É preciso mantermos vivos os caminhos de construção e de existência que nos retroalimentam e preservam os saberes, processos e sentidos ancestrais para nos relacionarmos de outra forma com o que criamos e produzimos. Para a construção é preciso ir além da (des)construção e da (re)existência.
BIBLIOGRAFIA
DUSSEL, Enrique. Transmodernidade e interculturalidade: interpretação a partir da filosofia da libertação. Revista Sociedade e Estado, Brasília, Volume 31 Número 1. Janeiro/Abril 2016. D. MIGNOLO, Walter. Desobediência epistêmica: a opção descolonial e o significado de identidade em política. Cadernos de Letras da UFF – Dossiê: Literatura, língua e identidade, Rio de Janeiro, n° 34, p. 287-324, 2008. KRENAK, AÍLTON. Idéias para adiar o fim do mundo. São Paulo: Companhia das Letras 2019.
MBEMBE, Achille. As Formas Africanas de Auto-Inscrição. Estudos Afro-Asiáticos, Ano 23, no 1, 2001, pp. 171-209.

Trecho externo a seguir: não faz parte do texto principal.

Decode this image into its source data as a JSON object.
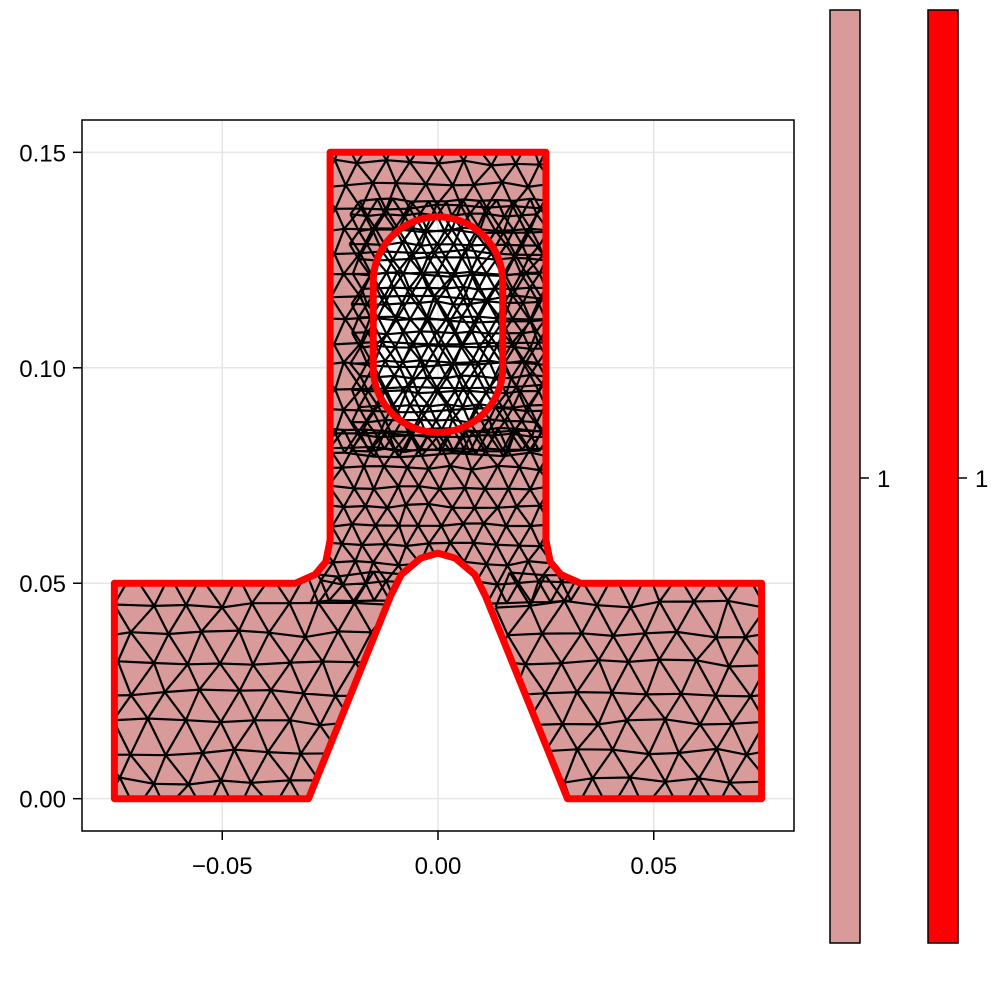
{
  "chart_data": {
    "type": "mesh",
    "title": "",
    "xlabel": "",
    "ylabel": "",
    "xlim": [
      -0.0825,
      0.0825
    ],
    "ylim": [
      -0.0075,
      0.1575
    ],
    "x_ticks": [
      -0.05,
      0.0,
      0.05
    ],
    "x_tick_labels": [
      "−0.05",
      "0.00",
      "0.05"
    ],
    "y_ticks": [
      0.0,
      0.05,
      0.1,
      0.15
    ],
    "y_tick_labels": [
      "0.00",
      "0.05",
      "0.10",
      "0.15"
    ],
    "grid": true,
    "colors": {
      "fill": "#d99a9a",
      "boundary": "#ff0000",
      "mesh_edges": "#000000",
      "grid": "#e6e6e6"
    },
    "geometry": {
      "outer_boundary": [
        [
          -0.075,
          0.0
        ],
        [
          -0.03,
          0.0
        ],
        [
          -0.011,
          0.047
        ],
        [
          -0.0085,
          0.052
        ],
        [
          -0.004,
          0.0558
        ],
        [
          0.0,
          0.057
        ],
        [
          0.004,
          0.0558
        ],
        [
          0.0085,
          0.052
        ],
        [
          0.011,
          0.047
        ],
        [
          0.03,
          0.0
        ],
        [
          0.075,
          0.0
        ],
        [
          0.075,
          0.05
        ],
        [
          0.033,
          0.05
        ],
        [
          0.0285,
          0.052
        ],
        [
          0.026,
          0.055
        ],
        [
          0.025,
          0.06
        ],
        [
          0.025,
          0.15
        ],
        [
          -0.025,
          0.15
        ],
        [
          -0.025,
          0.06
        ],
        [
          -0.026,
          0.055
        ],
        [
          -0.0285,
          0.052
        ],
        [
          -0.033,
          0.05
        ],
        [
          -0.075,
          0.05
        ]
      ],
      "hole": {
        "type": "stadium",
        "center_x": 0.0,
        "y_bottom_center": 0.1,
        "y_top_center": 0.12,
        "radius": 0.015
      }
    },
    "colorbars": [
      {
        "name": "fill",
        "color": "#d99a9a",
        "tick_label": "1"
      },
      {
        "name": "boundary",
        "color": "#ff0000",
        "tick_label": "1"
      }
    ]
  }
}
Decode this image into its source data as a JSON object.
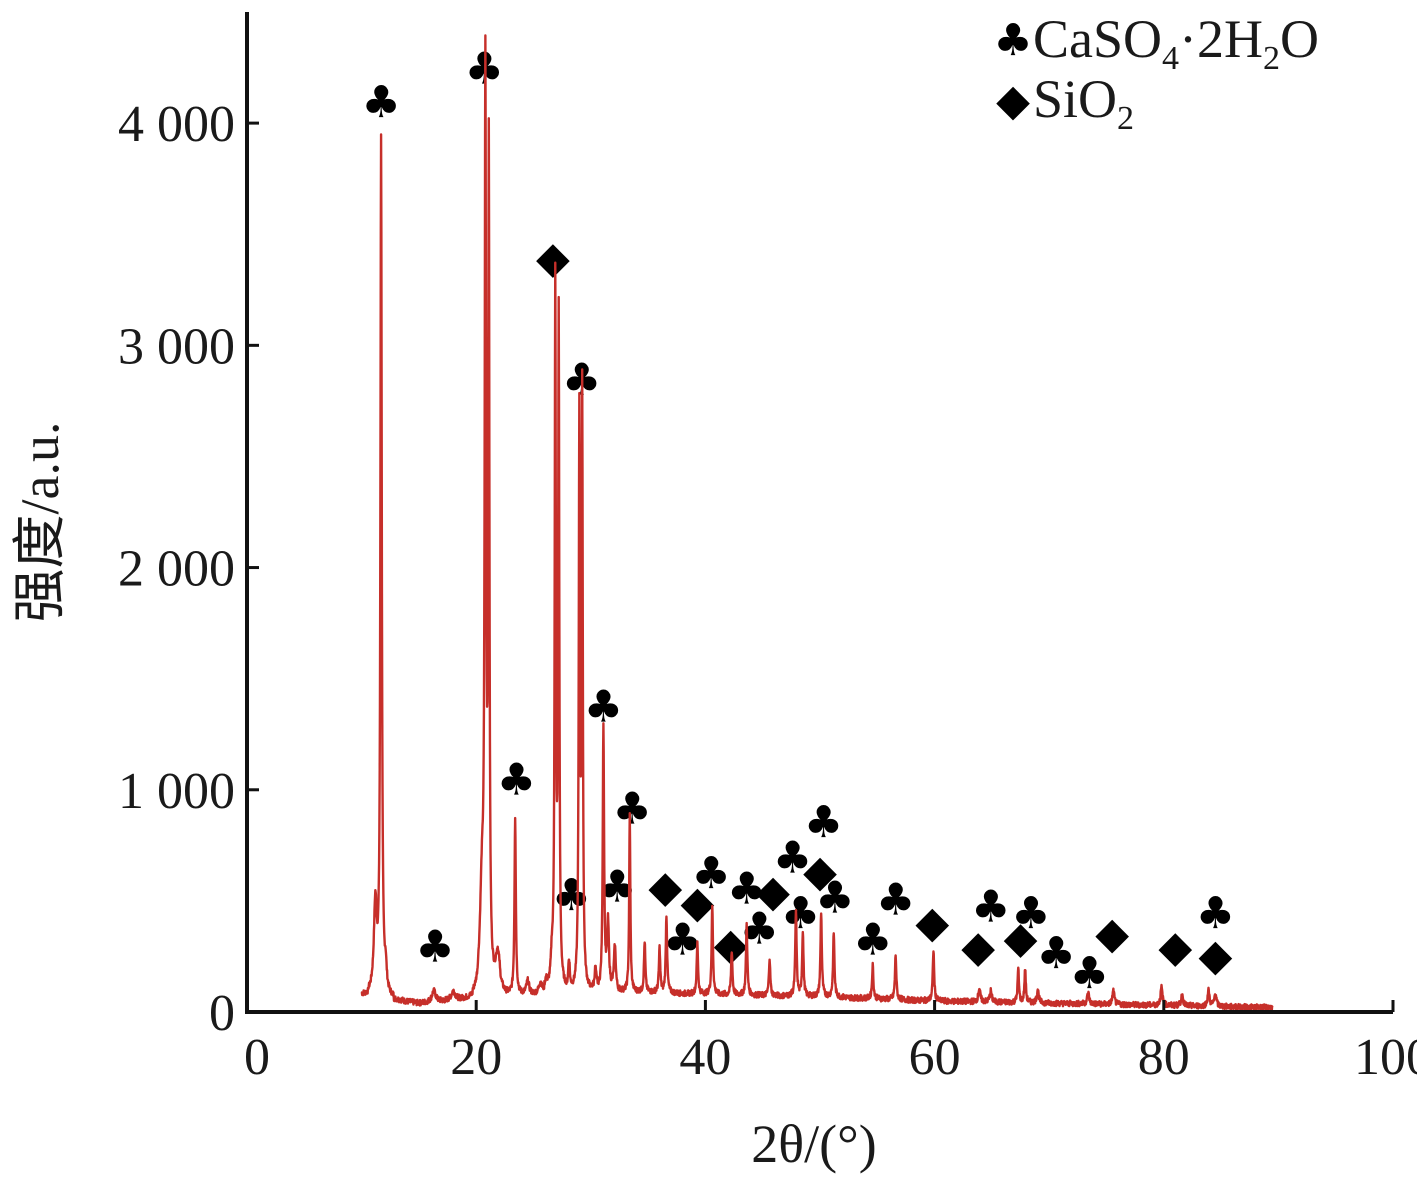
{
  "chart_data": {
    "type": "line",
    "xlabel": "2θ/(°)",
    "ylabel": "强度/a.u.",
    "xlim": [
      0,
      100
    ],
    "ylim": [
      0,
      4500
    ],
    "x_ticks": [
      0,
      20,
      40,
      60,
      80,
      100
    ],
    "x_tick_labels": [
      "0",
      "20",
      "40",
      "60",
      "80",
      "100"
    ],
    "y_ticks": [
      0,
      1000,
      2000,
      3000,
      4000
    ],
    "y_tick_labels": [
      "0",
      "1 000",
      "2 000",
      "3 000",
      "4 000"
    ],
    "grid": false,
    "legend_position": "top-right",
    "line_color": "#c62f2a",
    "legend": [
      {
        "symbol": "♣",
        "parts": [
          [
            "CaSO",
            ""
          ],
          [
            "4",
            "sub"
          ],
          [
            "·2H",
            ""
          ],
          [
            "2",
            "sub"
          ],
          [
            "O",
            ""
          ]
        ]
      },
      {
        "symbol": "◆",
        "parts": [
          [
            "SiO",
            ""
          ],
          [
            "2",
            "sub"
          ]
        ]
      }
    ],
    "baseline": [
      [
        10,
        80
      ],
      [
        15,
        40
      ],
      [
        20,
        60
      ],
      [
        25,
        80
      ],
      [
        30,
        90
      ],
      [
        35,
        90
      ],
      [
        40,
        80
      ],
      [
        50,
        70
      ],
      [
        60,
        50
      ],
      [
        70,
        40
      ],
      [
        80,
        30
      ],
      [
        89.5,
        20
      ]
    ],
    "peaks": [
      [
        11.2,
        400,
        0.3
      ],
      [
        11.7,
        3850,
        0.14
      ],
      [
        12.1,
        100,
        0.2
      ],
      [
        16.3,
        50,
        0.4
      ],
      [
        18.0,
        40,
        0.4
      ],
      [
        20.5,
        450,
        0.4
      ],
      [
        20.8,
        4050,
        0.14
      ],
      [
        21.1,
        3700,
        0.12
      ],
      [
        21.9,
        180,
        0.5
      ],
      [
        23.4,
        800,
        0.14
      ],
      [
        24.5,
        60,
        0.3
      ],
      [
        25.6,
        50,
        0.3
      ],
      [
        26.1,
        50,
        0.3
      ],
      [
        26.6,
        120,
        0.2
      ],
      [
        26.9,
        3150,
        0.12
      ],
      [
        27.2,
        3000,
        0.12
      ],
      [
        28.1,
        130,
        0.2
      ],
      [
        29.0,
        2550,
        0.12
      ],
      [
        29.25,
        2650,
        0.12
      ],
      [
        30.4,
        100,
        0.2
      ],
      [
        31.1,
        1200,
        0.14
      ],
      [
        31.5,
        300,
        0.2
      ],
      [
        32.1,
        200,
        0.2
      ],
      [
        33.4,
        800,
        0.12
      ],
      [
        34.7,
        230,
        0.14
      ],
      [
        36.0,
        200,
        0.14
      ],
      [
        36.6,
        350,
        0.14
      ],
      [
        39.3,
        230,
        0.14
      ],
      [
        40.6,
        400,
        0.14
      ],
      [
        42.3,
        200,
        0.14
      ],
      [
        43.6,
        320,
        0.14
      ],
      [
        45.6,
        170,
        0.14
      ],
      [
        47.9,
        380,
        0.14
      ],
      [
        48.5,
        290,
        0.14
      ],
      [
        50.1,
        380,
        0.14
      ],
      [
        51.2,
        290,
        0.14
      ],
      [
        54.6,
        150,
        0.14
      ],
      [
        56.6,
        200,
        0.14
      ],
      [
        59.9,
        230,
        0.14
      ],
      [
        63.9,
        60,
        0.2
      ],
      [
        64.9,
        50,
        0.2
      ],
      [
        67.3,
        150,
        0.14
      ],
      [
        67.9,
        150,
        0.14
      ],
      [
        69.0,
        60,
        0.2
      ],
      [
        73.4,
        50,
        0.2
      ],
      [
        75.6,
        60,
        0.2
      ],
      [
        79.8,
        80,
        0.2
      ],
      [
        81.6,
        50,
        0.2
      ],
      [
        83.9,
        70,
        0.2
      ],
      [
        84.5,
        60,
        0.2
      ]
    ],
    "annotations": [
      {
        "symbol": "♣",
        "x": 11.7,
        "y": 4100
      },
      {
        "symbol": "♣",
        "x": 20.7,
        "y": 4250
      },
      {
        "symbol": "◆",
        "x": 26.7,
        "y": 3400
      },
      {
        "symbol": "♣",
        "x": 29.2,
        "y": 2850
      },
      {
        "symbol": "♣",
        "x": 31.1,
        "y": 1380
      },
      {
        "symbol": "♣",
        "x": 23.5,
        "y": 1050
      },
      {
        "symbol": "♣",
        "x": 33.6,
        "y": 920
      },
      {
        "symbol": "♣",
        "x": 16.4,
        "y": 300
      },
      {
        "symbol": "♣",
        "x": 28.3,
        "y": 530
      },
      {
        "symbol": "♣",
        "x": 32.3,
        "y": 570
      },
      {
        "symbol": "◆",
        "x": 36.5,
        "y": 570
      },
      {
        "symbol": "♣",
        "x": 38.0,
        "y": 330
      },
      {
        "symbol": "◆",
        "x": 39.3,
        "y": 500
      },
      {
        "symbol": "♣",
        "x": 40.5,
        "y": 630
      },
      {
        "symbol": "◆",
        "x": 42.2,
        "y": 310
      },
      {
        "symbol": "♣",
        "x": 43.6,
        "y": 560
      },
      {
        "symbol": "♣",
        "x": 44.7,
        "y": 380
      },
      {
        "symbol": "◆",
        "x": 45.9,
        "y": 550
      },
      {
        "symbol": "♣",
        "x": 47.6,
        "y": 700
      },
      {
        "symbol": "♣",
        "x": 48.3,
        "y": 450
      },
      {
        "symbol": "♣",
        "x": 50.3,
        "y": 860
      },
      {
        "symbol": "◆",
        "x": 50.0,
        "y": 640
      },
      {
        "symbol": "♣",
        "x": 51.3,
        "y": 520
      },
      {
        "symbol": "♣",
        "x": 54.6,
        "y": 330
      },
      {
        "symbol": "♣",
        "x": 56.6,
        "y": 510
      },
      {
        "symbol": "◆",
        "x": 59.8,
        "y": 410
      },
      {
        "symbol": "◆",
        "x": 63.8,
        "y": 300
      },
      {
        "symbol": "♣",
        "x": 64.9,
        "y": 480
      },
      {
        "symbol": "◆",
        "x": 67.5,
        "y": 340
      },
      {
        "symbol": "♣",
        "x": 68.4,
        "y": 450
      },
      {
        "symbol": "♣",
        "x": 70.6,
        "y": 270
      },
      {
        "symbol": "♣",
        "x": 73.5,
        "y": 180
      },
      {
        "symbol": "◆",
        "x": 75.5,
        "y": 360
      },
      {
        "symbol": "◆",
        "x": 81.0,
        "y": 300
      },
      {
        "symbol": "♣",
        "x": 84.5,
        "y": 450
      },
      {
        "symbol": "◆",
        "x": 84.5,
        "y": 260
      }
    ]
  }
}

SOARES, João Pedro. A “armadilha psicodélica” de Jaider Esbell. 2021. Disponível em: https://www.bol.uol.com.br/noticias/2021/11/04/a-armadilha-psicodelica-de-jaider-esbell. Acesso em 04 nov. 2021.
VIDAL, Julia; NASCIMENTO, Dilmar. Cosmovisões X Moda, qual é a sua tendência? Contribuições e proposições para uma moda étnica e ética. Rio de Janeiro: Editora Universidade Indígena, 2020.
VIDAL, Lux. Grafismo Indígena: Estudos de antropologia estética. São Paulo: Studio Nobel, FAPESP, Editora da Universidade de São Paulo, 2000.